Monday, 20 May 2024

St Ives Society 'Spring Open' show

St.Ives Society ‘Spring Open’ 2024

The St Ives Society was the one Barbara Hepworth and Ben Nicholson left  to form the Penwith Society in the height of St Ives’ fame when modernism flourished here and in America.

Now two open shows per year provide varied art and useful income for the society which exhibits in the Mariners’ Church.
The opening was crowded, 323 works had been submitted and most it seems were accepted.
Marie Keeling had arranged them, grouping by themes and types, grey- blue abstractions together, a wall of flower paintings, seascapes, geometrical arrangements, plus ceramic vessels and sculpture and a case of delicate jewelry. It’s  a giant installation of what is going on in the local scene. Much the same mix as last time with nothing controversial, nothing overtly political.
A lot of artists do much the same things repeatedly so if you like what they do it’s fine and if not it’s tedious. Many have exhibited here for years but I met a couple who submitted there for the first time and were delighted to be included.
Could any of these artists become famous beyond St Ives?
How does that happen?
Are these local shows similar globally?
Should clear pastiches of the famous such as Basquiat be either not accepted or at the least acknowledged?
Could innovation be encouraged?
Does the variety mirror that in the contemporary art world?
Is it just harmless fun and a welcome outlet for the many who belong to a loose knit community catering to the tourist trade?
As in football there are a few with genius status who are famous worldwide and become wealthy and then the others, in various leagues down to those kicking a ball about in a nearby cul de sac and all of it shows the importance of art and football at every level in our so hierarchied society.

 

Images are Jenny Beavan, .energised water' porcelain, glass and pebbles, £475

and El Matador Del Muerte, 'Hold Fast' concrete, paint and resin, £265





 

Harold Harvey at Penlee Gallery, Penzance

'A kitchen Interior' 1918


'Portrait of a Girl 1922'

 

 

The Exceptional Harold Harvey, May 1 to Sept 29 2024, Penlee Gallery,Penzance

Harold Harvey was born 1874 and died 1941

This exhibition is a real visual treat and also has panels giving useful background information on the artist’s life, plus there is a lovely book to accompany the show.

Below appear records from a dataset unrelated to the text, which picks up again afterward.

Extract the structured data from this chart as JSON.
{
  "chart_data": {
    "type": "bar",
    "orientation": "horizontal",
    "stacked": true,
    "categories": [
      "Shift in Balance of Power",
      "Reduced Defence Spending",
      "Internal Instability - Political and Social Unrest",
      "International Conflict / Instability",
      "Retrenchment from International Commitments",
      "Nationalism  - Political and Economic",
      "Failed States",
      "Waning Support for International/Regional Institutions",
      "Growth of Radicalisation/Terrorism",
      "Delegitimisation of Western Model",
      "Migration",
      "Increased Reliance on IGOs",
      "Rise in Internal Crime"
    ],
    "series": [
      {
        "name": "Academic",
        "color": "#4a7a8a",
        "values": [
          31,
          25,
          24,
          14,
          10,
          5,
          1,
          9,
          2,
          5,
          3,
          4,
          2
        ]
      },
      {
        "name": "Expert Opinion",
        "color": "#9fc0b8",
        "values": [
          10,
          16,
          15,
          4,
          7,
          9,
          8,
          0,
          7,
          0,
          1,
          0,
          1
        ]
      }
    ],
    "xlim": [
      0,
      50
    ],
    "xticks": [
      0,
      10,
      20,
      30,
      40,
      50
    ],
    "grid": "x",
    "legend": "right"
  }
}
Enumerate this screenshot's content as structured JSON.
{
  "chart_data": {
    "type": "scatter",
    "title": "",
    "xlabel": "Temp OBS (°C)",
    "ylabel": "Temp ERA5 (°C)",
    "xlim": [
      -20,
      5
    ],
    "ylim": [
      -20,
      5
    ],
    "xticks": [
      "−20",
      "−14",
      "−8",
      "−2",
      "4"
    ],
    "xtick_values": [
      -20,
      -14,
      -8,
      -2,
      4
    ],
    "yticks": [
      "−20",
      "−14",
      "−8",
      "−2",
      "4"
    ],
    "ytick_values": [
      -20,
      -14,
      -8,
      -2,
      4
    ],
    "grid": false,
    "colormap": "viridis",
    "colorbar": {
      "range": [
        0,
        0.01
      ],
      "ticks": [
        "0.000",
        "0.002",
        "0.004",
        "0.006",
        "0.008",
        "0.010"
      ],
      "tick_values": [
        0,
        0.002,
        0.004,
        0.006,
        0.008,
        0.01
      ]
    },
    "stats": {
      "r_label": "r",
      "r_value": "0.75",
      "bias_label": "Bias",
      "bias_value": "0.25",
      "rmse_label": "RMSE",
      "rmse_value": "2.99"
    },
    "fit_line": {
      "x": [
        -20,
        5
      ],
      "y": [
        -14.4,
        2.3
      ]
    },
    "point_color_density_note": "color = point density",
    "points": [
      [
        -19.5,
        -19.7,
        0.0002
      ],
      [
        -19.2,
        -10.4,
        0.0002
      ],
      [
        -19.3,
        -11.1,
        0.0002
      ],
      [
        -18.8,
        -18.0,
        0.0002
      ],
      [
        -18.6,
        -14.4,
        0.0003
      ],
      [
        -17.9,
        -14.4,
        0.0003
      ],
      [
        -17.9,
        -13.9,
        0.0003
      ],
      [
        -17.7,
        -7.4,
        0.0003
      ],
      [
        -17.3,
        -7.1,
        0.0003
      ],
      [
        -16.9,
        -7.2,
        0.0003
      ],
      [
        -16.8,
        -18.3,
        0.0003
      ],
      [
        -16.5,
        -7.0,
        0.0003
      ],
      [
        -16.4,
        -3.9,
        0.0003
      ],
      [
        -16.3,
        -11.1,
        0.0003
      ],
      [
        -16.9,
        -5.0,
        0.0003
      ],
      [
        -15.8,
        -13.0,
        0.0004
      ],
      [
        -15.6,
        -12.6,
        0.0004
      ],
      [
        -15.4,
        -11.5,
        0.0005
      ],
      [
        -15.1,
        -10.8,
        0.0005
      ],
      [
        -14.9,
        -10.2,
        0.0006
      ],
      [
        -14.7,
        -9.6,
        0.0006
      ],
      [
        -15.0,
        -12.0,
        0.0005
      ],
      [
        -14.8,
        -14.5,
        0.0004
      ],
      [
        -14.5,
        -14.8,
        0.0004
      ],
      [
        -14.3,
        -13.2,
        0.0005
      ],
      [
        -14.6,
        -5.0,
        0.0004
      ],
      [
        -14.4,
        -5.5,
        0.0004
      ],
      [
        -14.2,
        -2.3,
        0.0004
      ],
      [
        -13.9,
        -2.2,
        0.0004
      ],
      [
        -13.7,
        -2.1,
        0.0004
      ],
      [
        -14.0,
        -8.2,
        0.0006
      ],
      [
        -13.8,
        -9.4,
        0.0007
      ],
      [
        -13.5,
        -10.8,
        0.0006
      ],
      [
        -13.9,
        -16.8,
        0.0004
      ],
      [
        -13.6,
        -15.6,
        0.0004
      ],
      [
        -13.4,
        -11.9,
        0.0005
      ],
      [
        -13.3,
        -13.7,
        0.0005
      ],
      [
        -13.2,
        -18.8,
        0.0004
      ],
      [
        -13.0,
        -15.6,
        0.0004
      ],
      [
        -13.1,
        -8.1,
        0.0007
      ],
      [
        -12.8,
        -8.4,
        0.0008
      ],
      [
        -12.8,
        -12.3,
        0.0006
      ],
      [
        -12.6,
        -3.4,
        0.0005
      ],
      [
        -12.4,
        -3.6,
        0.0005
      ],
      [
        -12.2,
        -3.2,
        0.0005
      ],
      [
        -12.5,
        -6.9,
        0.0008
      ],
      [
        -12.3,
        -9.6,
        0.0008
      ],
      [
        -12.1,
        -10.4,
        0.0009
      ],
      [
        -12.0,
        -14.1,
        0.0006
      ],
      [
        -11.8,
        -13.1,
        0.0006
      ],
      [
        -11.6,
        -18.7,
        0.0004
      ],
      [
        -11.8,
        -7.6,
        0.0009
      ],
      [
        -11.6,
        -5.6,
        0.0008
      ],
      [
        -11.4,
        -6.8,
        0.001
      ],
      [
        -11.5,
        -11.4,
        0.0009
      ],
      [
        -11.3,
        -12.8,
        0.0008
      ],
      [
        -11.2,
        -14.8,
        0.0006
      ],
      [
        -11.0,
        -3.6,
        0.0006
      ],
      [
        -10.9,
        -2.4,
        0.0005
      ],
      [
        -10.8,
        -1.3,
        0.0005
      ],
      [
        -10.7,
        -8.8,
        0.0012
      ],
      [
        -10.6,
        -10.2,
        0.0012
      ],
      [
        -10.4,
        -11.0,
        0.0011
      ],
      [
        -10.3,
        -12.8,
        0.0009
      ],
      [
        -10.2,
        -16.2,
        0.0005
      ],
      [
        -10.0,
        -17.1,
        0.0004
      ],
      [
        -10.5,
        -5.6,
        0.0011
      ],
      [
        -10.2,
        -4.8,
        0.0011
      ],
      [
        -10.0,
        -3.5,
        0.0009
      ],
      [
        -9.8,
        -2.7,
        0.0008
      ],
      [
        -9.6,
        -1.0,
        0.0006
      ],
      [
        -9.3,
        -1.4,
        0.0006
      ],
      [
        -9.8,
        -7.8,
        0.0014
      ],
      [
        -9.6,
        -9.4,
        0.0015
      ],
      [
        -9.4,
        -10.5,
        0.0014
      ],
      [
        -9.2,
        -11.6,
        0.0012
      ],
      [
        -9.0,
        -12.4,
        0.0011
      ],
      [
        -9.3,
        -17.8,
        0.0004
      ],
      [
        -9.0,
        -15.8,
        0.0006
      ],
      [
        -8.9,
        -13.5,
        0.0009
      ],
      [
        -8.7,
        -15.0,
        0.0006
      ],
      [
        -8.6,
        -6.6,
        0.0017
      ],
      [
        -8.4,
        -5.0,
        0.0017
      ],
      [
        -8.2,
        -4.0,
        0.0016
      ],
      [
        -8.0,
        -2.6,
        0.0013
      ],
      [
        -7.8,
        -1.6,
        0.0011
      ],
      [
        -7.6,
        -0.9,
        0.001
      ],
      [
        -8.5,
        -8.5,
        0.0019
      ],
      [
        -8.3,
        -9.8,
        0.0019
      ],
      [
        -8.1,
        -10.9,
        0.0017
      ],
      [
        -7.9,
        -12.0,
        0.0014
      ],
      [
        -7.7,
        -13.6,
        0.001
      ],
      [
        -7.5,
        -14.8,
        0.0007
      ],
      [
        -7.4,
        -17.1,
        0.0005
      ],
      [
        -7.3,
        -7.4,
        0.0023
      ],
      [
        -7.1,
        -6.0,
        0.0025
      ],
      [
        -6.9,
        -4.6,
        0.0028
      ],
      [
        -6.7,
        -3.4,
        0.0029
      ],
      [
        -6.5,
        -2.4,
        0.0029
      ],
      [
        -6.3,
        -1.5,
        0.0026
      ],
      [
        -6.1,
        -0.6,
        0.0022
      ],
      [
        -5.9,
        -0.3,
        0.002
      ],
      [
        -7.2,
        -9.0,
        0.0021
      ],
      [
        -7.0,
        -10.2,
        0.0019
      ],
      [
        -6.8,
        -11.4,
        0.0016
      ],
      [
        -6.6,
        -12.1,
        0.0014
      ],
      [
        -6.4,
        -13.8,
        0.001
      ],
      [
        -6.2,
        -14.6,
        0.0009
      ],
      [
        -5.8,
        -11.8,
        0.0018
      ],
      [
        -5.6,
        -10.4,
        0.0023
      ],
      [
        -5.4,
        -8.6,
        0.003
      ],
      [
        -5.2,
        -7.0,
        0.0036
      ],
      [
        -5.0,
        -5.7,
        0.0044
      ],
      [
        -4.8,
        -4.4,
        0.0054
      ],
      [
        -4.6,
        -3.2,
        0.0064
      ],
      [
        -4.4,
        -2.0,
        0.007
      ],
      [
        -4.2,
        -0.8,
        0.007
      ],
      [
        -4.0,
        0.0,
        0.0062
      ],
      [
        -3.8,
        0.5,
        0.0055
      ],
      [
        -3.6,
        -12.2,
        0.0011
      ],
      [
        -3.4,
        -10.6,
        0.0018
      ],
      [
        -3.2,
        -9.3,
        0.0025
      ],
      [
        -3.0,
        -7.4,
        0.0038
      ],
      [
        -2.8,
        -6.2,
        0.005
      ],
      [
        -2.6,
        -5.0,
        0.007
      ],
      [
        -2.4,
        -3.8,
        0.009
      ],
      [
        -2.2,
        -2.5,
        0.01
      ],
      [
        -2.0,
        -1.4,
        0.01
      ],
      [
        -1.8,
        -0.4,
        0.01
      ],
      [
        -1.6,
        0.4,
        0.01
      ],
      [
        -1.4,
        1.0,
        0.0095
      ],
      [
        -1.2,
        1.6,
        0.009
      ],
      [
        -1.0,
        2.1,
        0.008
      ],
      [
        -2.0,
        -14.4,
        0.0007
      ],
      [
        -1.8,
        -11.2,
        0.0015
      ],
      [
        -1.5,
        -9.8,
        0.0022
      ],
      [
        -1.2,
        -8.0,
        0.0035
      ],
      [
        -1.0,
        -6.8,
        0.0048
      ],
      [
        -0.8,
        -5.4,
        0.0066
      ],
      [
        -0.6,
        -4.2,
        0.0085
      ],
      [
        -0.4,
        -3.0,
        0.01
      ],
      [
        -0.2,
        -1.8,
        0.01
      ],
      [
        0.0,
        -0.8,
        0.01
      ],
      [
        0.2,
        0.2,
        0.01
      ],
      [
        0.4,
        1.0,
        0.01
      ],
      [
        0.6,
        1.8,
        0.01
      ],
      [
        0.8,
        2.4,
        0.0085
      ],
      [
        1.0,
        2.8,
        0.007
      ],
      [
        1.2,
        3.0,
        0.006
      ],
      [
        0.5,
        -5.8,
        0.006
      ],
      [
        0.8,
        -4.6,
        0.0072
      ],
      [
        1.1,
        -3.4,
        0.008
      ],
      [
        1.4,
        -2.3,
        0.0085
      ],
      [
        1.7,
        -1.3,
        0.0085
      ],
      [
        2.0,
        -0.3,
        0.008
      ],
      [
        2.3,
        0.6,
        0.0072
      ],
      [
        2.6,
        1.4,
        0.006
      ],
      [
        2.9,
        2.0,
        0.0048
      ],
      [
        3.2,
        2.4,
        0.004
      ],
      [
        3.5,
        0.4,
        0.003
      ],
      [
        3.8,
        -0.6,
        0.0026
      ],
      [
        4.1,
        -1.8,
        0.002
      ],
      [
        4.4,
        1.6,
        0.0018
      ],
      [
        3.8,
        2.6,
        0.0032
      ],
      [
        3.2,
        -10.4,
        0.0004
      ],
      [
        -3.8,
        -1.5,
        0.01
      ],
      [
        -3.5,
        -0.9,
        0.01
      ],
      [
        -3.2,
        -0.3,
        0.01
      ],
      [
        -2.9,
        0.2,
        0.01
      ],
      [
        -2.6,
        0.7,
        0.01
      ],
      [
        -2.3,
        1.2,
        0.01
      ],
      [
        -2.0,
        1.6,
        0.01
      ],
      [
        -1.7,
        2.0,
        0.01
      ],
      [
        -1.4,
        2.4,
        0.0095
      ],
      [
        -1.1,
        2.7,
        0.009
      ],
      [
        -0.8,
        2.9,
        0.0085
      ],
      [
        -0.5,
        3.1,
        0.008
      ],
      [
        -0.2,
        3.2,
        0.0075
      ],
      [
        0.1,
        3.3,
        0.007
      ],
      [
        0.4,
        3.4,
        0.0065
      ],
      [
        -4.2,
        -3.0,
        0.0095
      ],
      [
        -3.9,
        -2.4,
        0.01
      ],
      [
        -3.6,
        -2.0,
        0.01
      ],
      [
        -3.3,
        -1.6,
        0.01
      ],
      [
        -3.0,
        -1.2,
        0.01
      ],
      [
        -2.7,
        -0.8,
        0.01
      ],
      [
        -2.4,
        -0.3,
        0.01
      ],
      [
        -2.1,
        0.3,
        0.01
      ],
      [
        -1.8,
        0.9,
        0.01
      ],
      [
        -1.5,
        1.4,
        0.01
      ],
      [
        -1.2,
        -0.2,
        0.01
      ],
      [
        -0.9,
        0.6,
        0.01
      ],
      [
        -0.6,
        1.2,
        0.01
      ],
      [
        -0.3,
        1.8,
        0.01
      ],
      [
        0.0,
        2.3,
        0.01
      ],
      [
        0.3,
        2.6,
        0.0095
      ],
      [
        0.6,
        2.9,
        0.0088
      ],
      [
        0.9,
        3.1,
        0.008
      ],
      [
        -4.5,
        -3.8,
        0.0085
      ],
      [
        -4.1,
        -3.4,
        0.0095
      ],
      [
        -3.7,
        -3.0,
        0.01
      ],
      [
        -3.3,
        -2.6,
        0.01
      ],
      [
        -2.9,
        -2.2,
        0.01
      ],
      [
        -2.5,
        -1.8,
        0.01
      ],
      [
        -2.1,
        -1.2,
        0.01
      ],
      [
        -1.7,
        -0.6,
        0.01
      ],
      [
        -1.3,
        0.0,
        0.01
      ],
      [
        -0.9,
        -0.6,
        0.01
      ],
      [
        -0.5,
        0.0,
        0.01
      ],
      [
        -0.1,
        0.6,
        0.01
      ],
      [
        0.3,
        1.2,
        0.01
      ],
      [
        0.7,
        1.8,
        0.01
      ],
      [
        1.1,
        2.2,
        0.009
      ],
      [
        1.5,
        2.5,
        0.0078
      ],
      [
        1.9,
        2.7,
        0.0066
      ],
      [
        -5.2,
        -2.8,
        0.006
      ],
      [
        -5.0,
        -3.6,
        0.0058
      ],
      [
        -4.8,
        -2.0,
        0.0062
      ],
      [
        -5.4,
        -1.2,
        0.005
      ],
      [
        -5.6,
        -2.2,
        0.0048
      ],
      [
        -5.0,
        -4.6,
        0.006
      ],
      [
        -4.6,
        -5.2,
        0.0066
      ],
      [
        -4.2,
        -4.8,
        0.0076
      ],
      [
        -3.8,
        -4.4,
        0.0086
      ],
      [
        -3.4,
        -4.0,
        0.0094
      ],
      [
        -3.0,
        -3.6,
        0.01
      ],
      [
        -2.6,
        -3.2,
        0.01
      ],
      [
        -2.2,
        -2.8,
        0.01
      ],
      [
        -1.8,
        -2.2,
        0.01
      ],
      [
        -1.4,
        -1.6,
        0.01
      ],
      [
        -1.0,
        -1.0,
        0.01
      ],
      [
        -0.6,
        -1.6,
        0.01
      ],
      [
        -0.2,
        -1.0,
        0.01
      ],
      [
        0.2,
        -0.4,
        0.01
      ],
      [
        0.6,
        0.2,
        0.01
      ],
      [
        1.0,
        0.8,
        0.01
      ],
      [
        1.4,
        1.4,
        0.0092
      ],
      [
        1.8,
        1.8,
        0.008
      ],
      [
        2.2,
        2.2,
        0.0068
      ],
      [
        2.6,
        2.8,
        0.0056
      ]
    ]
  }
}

How simple his life seems compared with that of a contemporary artist today trying to find a career in a post modernist world of installations and concepts, grants and fellowships.

Harold studied art in Penzance and Paris and settled in Newlyn, teaching at his own school of art, sending paintings to the Royal Academy shows and living happily with his wife Gertrude within the artists’ colony.

He shows us the countryside in well observed detail and with colours that look as if they were painted yesterday. No doubt he used photography to supplement his knowledge.
We see young women going out for an evening, hikers, miners, flower-pickers and beach goers. There are delightful interiors and twenties and thirties fashion depicted with such care. His style develops through the years. The compositions use rhythm and complexity to evoke a whole era and you can feel you’ve met the people and been to their homes and surroundings.

I suppose everywhere there are artists carrying on this record of life in their own time which has a historical value as well as an aesthetic quality and Harold Harvey ’s paintings remain as such accomplished examples to inform and entertain us.